Soapwort – surprising soap plant


Soapwort - surprising soap plant

What is Soapwort?
Soapwort can be found in pastures and along roadsides throughout Europe. The other common names of Soapwort are bouncing bet, crow soap, wild sweet William, soapweed. Its flowers open in the evening and stay open for up to three days. They produce a strong smell. They can be white, pale lavender or pink in colour. It is quite an invasive plant and it spreads with ease in gardens.

Soapwort in the kitchen

Soapwort flowers are used to made beer and are used for fruit salads. In the Middle East, the Soapwort root is used to make a sweet treat “halvah” (made of crushed sesame seeds, sugar, and flavourings). It also forms the basis of a frosting-like, creamy dip called “naatif”.

Halva Recipe

Soapwort extract
1 cup of sugar
1 tablespoon of lemon juice
1 tablespoon of orange-flower water or rose water
1 cup of tahini sauce (or crushed sesame seeds)
Roasted pistachios (optional)

The first step is to make a Soapwort extract: use 30 g of powdered root and bring it to boil with 1 cup of water. Set aside to steep for a day. Then boil it again and reduce the liquid to one quarter. The next step is to make syrup: put sugar and one-third cup water in a saucepan, and heat for a few minutes until the sugar has dissolved. Add lemon juice and orange-flower water or rose water and boil the syrup. Remove the pan from the heat immediately when the right stage has been reached (the syrup should reach 130°C). In a large bowl, drizzle the hot sugar syrup slowly into the soapwort extract, beating vigorously and continuously until the mixture is thick, shiny, and bright white. Stir in the tahini (and pistachios if you want to add some flavour) until it thickens and forms a paste. Then transfer to a small baking dish. Wait until the halva firms up (about 2 hours). Once firm, cut into squares.

How to make a natural soap or shampoo?

Soapwort contains water-soluble, steroidal saponins that form a soap-like lather, however, soapwort doesn’t produce big bubbles. Soapwort soap is very mild and non-abrasive. It is a truly effective cleanser that doesn’t irritate the skin. You can also use it as a shampoo. Soapwort produces a very gentle soap that can be used for treating dry, itchy and sensitive skin. Some people use it to treat chronic acne, psoriasis, or other sore skin problems. What is interesting, museum conservators still use soapwort extracts for cleaning fragile, priceless fabrics.

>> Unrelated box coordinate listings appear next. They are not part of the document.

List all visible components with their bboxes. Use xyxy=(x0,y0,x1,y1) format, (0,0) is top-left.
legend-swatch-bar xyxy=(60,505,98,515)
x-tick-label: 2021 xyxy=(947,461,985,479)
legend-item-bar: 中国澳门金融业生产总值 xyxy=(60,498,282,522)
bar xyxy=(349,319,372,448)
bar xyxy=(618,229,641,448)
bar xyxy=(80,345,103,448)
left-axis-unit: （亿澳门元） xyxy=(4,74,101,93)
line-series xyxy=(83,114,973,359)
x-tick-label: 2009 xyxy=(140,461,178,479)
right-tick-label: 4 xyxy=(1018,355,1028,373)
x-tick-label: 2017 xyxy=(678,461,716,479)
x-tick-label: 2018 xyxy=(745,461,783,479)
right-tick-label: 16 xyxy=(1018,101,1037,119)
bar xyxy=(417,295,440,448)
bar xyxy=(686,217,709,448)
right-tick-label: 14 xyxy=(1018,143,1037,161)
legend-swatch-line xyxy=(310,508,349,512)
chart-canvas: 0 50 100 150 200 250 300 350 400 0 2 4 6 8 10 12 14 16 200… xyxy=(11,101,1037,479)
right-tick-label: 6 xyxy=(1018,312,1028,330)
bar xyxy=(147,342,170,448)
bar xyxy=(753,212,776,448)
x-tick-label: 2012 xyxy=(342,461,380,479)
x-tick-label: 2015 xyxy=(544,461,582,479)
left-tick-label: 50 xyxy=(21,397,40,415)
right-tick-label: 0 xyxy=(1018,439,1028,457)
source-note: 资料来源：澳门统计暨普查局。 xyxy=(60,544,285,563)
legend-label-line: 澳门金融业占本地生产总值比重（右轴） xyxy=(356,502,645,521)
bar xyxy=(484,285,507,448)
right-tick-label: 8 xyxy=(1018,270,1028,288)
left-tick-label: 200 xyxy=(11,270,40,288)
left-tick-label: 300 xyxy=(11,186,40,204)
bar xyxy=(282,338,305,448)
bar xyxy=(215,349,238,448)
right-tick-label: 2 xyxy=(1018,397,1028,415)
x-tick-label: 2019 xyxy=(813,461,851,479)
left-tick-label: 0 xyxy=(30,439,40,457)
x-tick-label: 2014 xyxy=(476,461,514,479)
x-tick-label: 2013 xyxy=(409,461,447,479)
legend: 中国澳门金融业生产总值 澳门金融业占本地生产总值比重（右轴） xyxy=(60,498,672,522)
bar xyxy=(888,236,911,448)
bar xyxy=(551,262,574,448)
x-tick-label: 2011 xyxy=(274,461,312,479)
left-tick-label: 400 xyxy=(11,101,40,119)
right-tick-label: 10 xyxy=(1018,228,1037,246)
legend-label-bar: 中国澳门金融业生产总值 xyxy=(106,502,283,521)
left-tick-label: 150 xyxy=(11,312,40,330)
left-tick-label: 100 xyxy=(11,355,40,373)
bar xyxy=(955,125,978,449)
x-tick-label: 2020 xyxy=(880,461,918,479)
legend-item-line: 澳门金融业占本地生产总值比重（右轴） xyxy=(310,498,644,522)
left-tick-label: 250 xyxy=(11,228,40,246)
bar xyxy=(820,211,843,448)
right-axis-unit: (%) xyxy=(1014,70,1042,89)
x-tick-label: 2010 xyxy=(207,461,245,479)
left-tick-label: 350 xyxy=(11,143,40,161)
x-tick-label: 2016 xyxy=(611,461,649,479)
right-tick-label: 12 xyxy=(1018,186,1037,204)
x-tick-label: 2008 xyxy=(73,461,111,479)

Soap: to make your own liquid soap just take about 1 tablespoon of grounded root and add 250 ml of water. Boil for 30 minutes, then cool and strain.

Shampoo: use 1 tablespoon of Soapwort Root and 1 cup water. Boil the water and add the soapwort. Cover the pan and simmer for 15 minutes. Let it cool off. Then strain the infusion through a clean cheesecloth into a bottle. Give the bottle a good shake and pour it into your wet hair while you shower.

You can also add other herbs to your shampoo: Rose Petals, Hibiscus Flower or Stinging Nettle Leaf.

Health benefits of Soapwort

Soapwort is regarded to have expectorant, diuretic, diaphoretic and laxative properties. In herbal medicine, soapwort is mainly used as a remedy for a cough, bronchitis, and inflammation of the upper respiratory tract (it stimulates the fluid secretion of the bronchi).

Soapwort can also be used to help treat joint pain stemming from arthritis, rheumatism and gout.

Please note soapwort should never be consumed in a large dosage or over a long period of time because it may causehaemolysis, and severe irritation of the digestive tract resulting in cramps, nausea, vomiting, and diarrhoea.